Al amanecer, a las primeras luces, Floti se despertaba y se ponía en pie, miraba a su madre y ella le miraba a él, en silencio, y luego se separaban. Ella volvía a casa para dormir unas horas y él vagaba por los campos como un alma en pena. Por si fuera poco, Clerice le dijo que desde hacía dos meses solo tenían noticias de Maria a través de su hermana Rosina, lo cual le creaba una gran preocupación, pues seguramente le ocultaban algo.

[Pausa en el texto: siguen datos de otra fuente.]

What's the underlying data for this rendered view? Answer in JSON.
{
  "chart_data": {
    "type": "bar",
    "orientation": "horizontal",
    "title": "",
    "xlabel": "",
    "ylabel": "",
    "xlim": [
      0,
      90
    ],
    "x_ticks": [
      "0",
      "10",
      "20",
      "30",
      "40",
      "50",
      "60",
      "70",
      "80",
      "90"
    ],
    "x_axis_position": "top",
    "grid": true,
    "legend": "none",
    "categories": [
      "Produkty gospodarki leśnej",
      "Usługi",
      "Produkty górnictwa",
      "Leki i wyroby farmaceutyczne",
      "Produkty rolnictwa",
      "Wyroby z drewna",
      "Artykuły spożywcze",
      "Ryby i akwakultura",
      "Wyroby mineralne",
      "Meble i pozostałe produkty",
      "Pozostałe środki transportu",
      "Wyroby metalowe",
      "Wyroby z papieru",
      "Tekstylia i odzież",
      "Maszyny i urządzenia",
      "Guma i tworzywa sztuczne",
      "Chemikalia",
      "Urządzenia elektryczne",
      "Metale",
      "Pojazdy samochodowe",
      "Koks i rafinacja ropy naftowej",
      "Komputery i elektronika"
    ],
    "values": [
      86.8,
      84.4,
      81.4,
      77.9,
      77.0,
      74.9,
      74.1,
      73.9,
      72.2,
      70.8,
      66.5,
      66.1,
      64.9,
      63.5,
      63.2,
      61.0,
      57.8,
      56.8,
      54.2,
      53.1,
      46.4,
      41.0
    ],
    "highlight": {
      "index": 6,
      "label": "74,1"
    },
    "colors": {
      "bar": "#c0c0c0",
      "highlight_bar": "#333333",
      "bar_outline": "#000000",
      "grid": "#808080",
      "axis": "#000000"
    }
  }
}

Una vez Fonso entregó a Clerice un libro para que se lo diese a Floti, Los hermanos Karamázov, de un escritor ruso. Floti lo llevaba siempre consigo en las largas tardes estivales, y se paraba a leerlo a la sombra de un roble o a lo largo de la orilla de la alberca, bajo un chopo. Cuando lo hubo terminado se lo devolvió a su madre, con unas pocas líneas escritas a lápiz en una hojita arrugada dirigidas a quien se lo había prestado.

Querido Fonso:

He escrito pocas cartas en mi vida, pero he querido escribirte esta para decirte que estoy arrepentido de haber mandado a Maria a Florencia. Desde hace tres meses solamente recibimos noticias a través de su hermana, lo que significa que nos ocultan una verdad que no quieren decirnos. Si fuera a ocurrirle algo desagradable, no me lo perdonaría jamás. Porque le habría hecho daño a ella y a ti, con la intención de hacer algo acertado. Tu libro no era fácil, pero lo he leído de punta a cabo. La parte en la que se habla de Dios y del mal en el mundo no la olvidaré jamás. Casi todo depende del azar, nuestra vida es un misterio.